Ci può anticipare qualcosa?

Non voglio sovrappormi alla sovranità dell’Assemblea: le proposte vere e proprie usciranno a Verona, e saranno poi portate all’attenzione del Comitato Centrale.

Questi sono casi eclatanti. Secondo alcuni, però, già a partire dalla Legge Bersani e forse ancora prima, l’Ordine ha perso un po’ della sua incisività anche sul controllo ordinario della veridicità e trasparenza dell’informazione sanitaria.

Come si inquadra la normativa italiana in quella europea, che parrebbe più libertaria quando si parla di concorrenza?

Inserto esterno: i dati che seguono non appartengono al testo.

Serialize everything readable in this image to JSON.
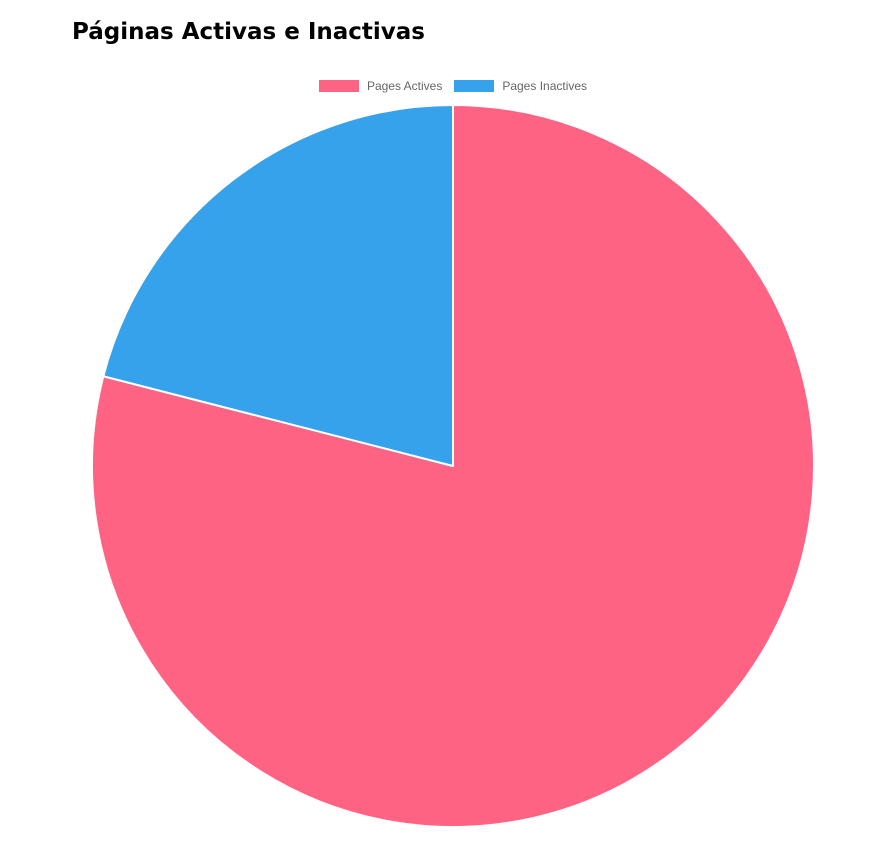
{
  "page": {
    "title": "Páginas Activas e Inactivas"
  },
  "chart_data": {
    "type": "pie",
    "title": "Páginas Activas e Inactivas",
    "categories": [
      "Pages Actives",
      "Pages Inactives"
    ],
    "values": [
      79,
      21
    ],
    "colors": [
      "#ff6384",
      "#36a2eb"
    ],
    "slice_border_color": "#ffffff",
    "start_angle_deg": -90,
    "legend_position": "top"
  }
}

Questo non è assolutamente vero: anche la Corte di Giustizia europea ha sentenziato che non è contraria ai Trattati europei una norma interna di uno degli Stati membri che vieti la pubblicità sanitaria, purché il divieto sia proporzionato (smentendo, palesemente, l’incipit della legge Bersani). A partire, anche, da questa sentenza, alcuni Omceo avevano espresso l’intenzione di avanzare eccezione di incostituzionalità in merito alla Legge Bersani, che nella premessa afferma invece il contrario. Senza polemica, ma con spirito costruttivo e nel rispetto del ruolo di indirizzo e coordinamento, chiediamo: che destino hanno avuto queste proposte, sostenute anche da pareri legali? Sono state portate avanti? Sono rimaste nel limbo delle buone intenzioni o hanno ottenuto qualche  risultato? Se anche l’Europa ha compreso che la Salute è cosa diversa dal mercato, noi non possiamo restare indietro.